Disparitions et Détentions Extrajudiciaires : La Machine Répressive
Sous la gouvernance de Traoré, les disparitions et les détentions secrètes se sont multipliées. Des figures critiques, comme l’imam Mahamadou Diallo, ont disparu après avoir dénoncé la gestion sécuritaire du régime. En avril 2023, Diallo a été enlevé par des hommes en uniforme, et sa famille n’a depuis reçu aucune nouvelle. Les témoignages indiquent que les détenus sont souvent conduits dans des villas sécurisées à Ouaga 2000, où ils subissent des interrogatoires musclés et demeurent isolés de leurs proches.
Ce type de détention extrajudiciaire, utilisé pour contrôler les critiques du régime, suscite des inquiétudes croissantes parmi les défenseurs des droits humains. Ces pratiques, couplées à la surveillance en ligne, renforcent l’emprise de Traoré sur la société burkinabè.

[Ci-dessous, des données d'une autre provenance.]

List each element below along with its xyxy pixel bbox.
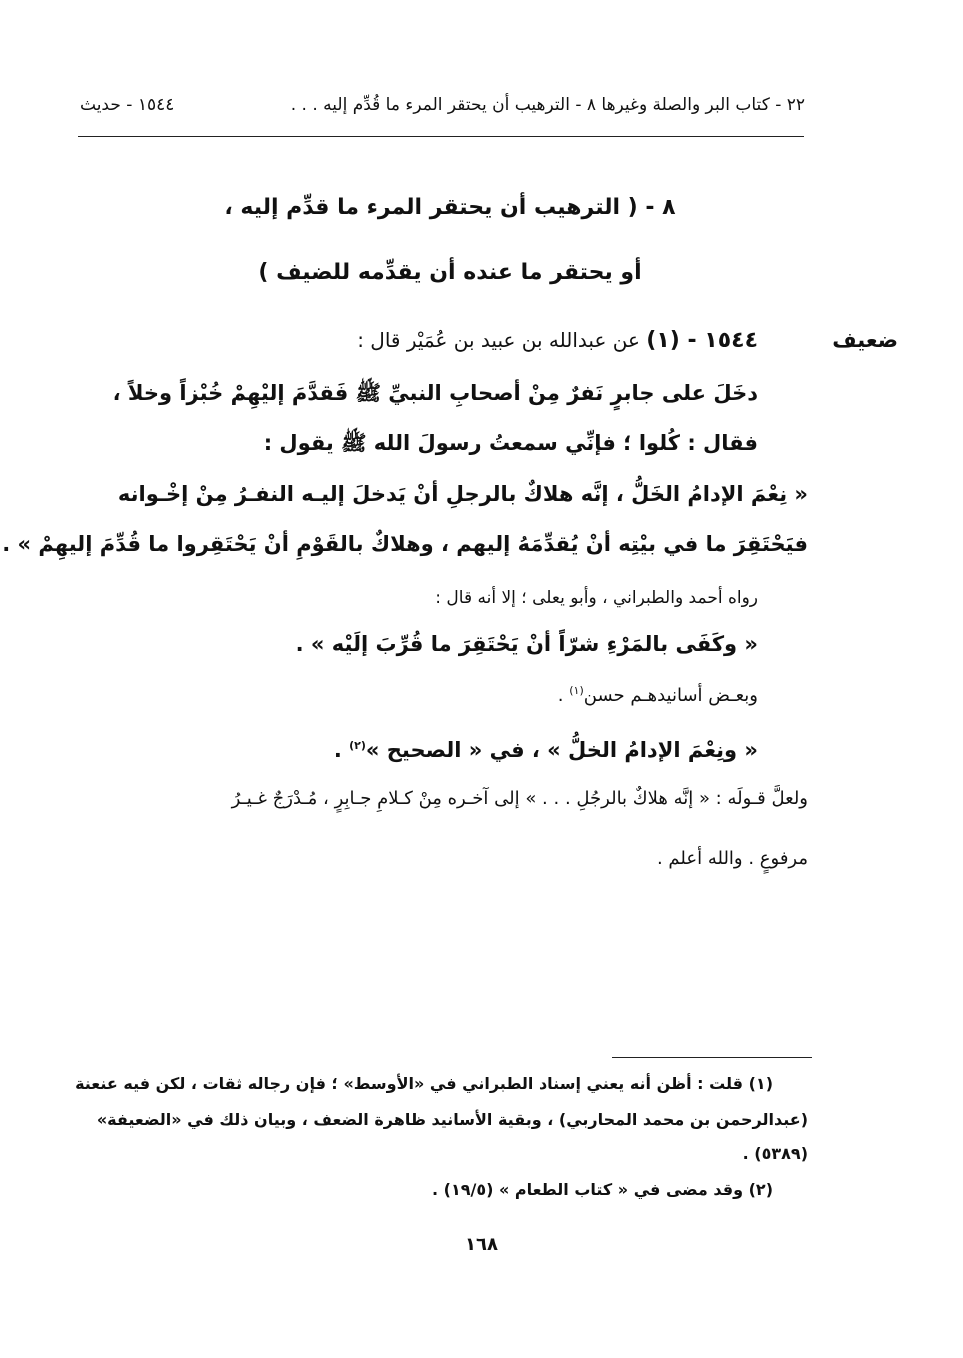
hadith-grade: ضعيف — [832, 328, 898, 352]
running-header — [75, 88, 805, 122]
header-chapter-title: ٢٢ - كتاب البر والصلة وغيرها ٨ - الترهيب أن يحتقر المرء ما قُدِّم إليه . . . — [290, 95, 805, 115]
commentary-line-4 — [28, 738, 758, 762]
hadith-number: ١٥٤٤ - (١) — [646, 328, 758, 353]
footnote-1-line-2: (عبدالرحمن بن محمد المحاربي) ، وبقية الأسانيد ظاهرة الضعف ، وبيان ذلك في «الضعيفة» — [96, 1110, 808, 1129]
commentary-text: وبعـض أسانيدهـم حسن — [583, 685, 758, 706]
commentary-line-3 — [28, 684, 758, 706]
footnote-2: (٢) وقد مضى في « كتاب الطعام » (١٩/٥) . — [432, 1180, 773, 1199]
footnote-ref-1: (١) — [569, 684, 584, 697]
page-number: ١٦٨ — [465, 1234, 498, 1255]
footnote-1-line-3: (٥٣٨٩) . — [742, 1144, 808, 1163]
hadith-heading — [28, 328, 758, 353]
commentary-text: « ونِعْمَ الإدامُ الخلُّ » ، في « الصحيح » — [365, 738, 758, 762]
footnote-ref-2: (٢) — [349, 739, 366, 752]
hadith-chain: عن عبدالله بن عبيد بن عُمَيْر قال : — [357, 328, 640, 352]
hadith-text-line-3: « نِعْمَ الإدامُ الخَلُّ ، إنَّه هلاكٌ بالرجلِ أنْ يَدخلَ إليـه النفـرُ مِنْ إخْـوانه — [117, 482, 808, 506]
chapter-title-line-2: أو يحتقر ما عنده أن يقدِّمه للضيف ) — [258, 260, 642, 285]
commentary-end: . — [557, 685, 570, 706]
commentary-line-6: مرفوعٍ . والله أعلم . — [656, 848, 808, 869]
hadith-text-line-2: فقال : كُلوا ؛ فإنِّي سمعتُ رسولَ الله ﷺ يقول : — [263, 431, 758, 455]
commentary-end: . — [333, 738, 350, 762]
hadith-text-line-1: دخَلَ على جابرٍ نَفرٌ مِنْ أصحابِ النبيِّ ﷺ فَقدَّمَ إليْهِمْ خُبْزاً وخلاً ، — [112, 381, 758, 405]
hadith-text-line-4: فيَحْتَقِرَ ما في بيْتِه أنْ يُقدِّمَهُ إليهم ، وهلاكٌ بالقَوْمِ أنْ يَحْتَقِروا ما قُدِّمَ إليهِمْ » . — [2, 532, 808, 556]
footnote-1-line-1: (١) قلت : أظن أنه يعني إسناد الطبراني في «الأوسط» ؛ فإن رجاله ثقات ، لكن فيه عنعنة — [75, 1074, 773, 1093]
header-hadith-range: ١٥٤٤ - حديث — [80, 95, 175, 115]
chapter-title-line-1: ٨ - ( الترهيب أن يحتقر المرء ما قدِّم إليه ، — [224, 195, 676, 220]
commentary-line-2: « وكَفَى بالمَرْءِ شرّاً أنْ يَحْتَقِرَ ما قُرِّبَ إلَيْه » . — [295, 632, 758, 656]
footnote-divider — [612, 1057, 812, 1058]
commentary-line-1: رواه أحمد والطبراني ، وأبو يعلى ؛ إلا أنه قال : — [435, 588, 758, 608]
header-divider — [78, 136, 804, 137]
commentary-line-5: ولعلَّ قـولَه : « إنَّه هلاكٌ بالرجُلِ . . . » إلى آخـره مِنْ كـلامِ جـابِرٍ ، مُـدْرَجٌ غـيـرُ — [231, 788, 808, 809]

Effets Économiques et Implications Régionales
Outre ses répercussions politiques, la stratégie répressive de Traoré pourrait nuire aux relations économiques et diplomatiques du Burkina Faso. Le secteur minier, essentiel à l’économie du pays, est marqué par une incertitude croissante face à ces purges internes. Des sociétés internationales, comme le canadien Iamgold et le britannique Endeavour Mining, ont exprimé des préoccupations sur la sécurité de leurs opérations dans un contexte de tensions internes et de pressions fiscales.
Sur le plan régional, les États voisins, également confrontés aux menaces terroristes, observent avec appréhension la montée des tensions au Burkina Faso. Les observateurs s’inquiètent d’une potentielle déstabilisation dans la région du Sahel, déjà en proie aux conflits et à l’insécurité. Des organisations internationales exhortent la junte à respecter les droits de l’homme pour éviter un isolement diplomatique qui pourrait nuire au développement socio-économique du pays.
Conclusion : Vers une Polarisation Sociale et Politique ?
La réorganisation militaire et la répression numérique orchestrées par Traoré visent à affermir son autorité sur le Burkina Faso. Cependant, cette politique de contrôle pourrait aggraver la polarisation au sein de l’armée et de la société civile, compromettant la stabilité à long terme. La communauté internationale s’interroge sur l’avenir du Burkina Faso, craignant que cette gouvernance autoritaire ne provoque un isolement accru et n’aggrave les tensions régionales dans un pays déjà confronté à des défis sécuritaires majeurs.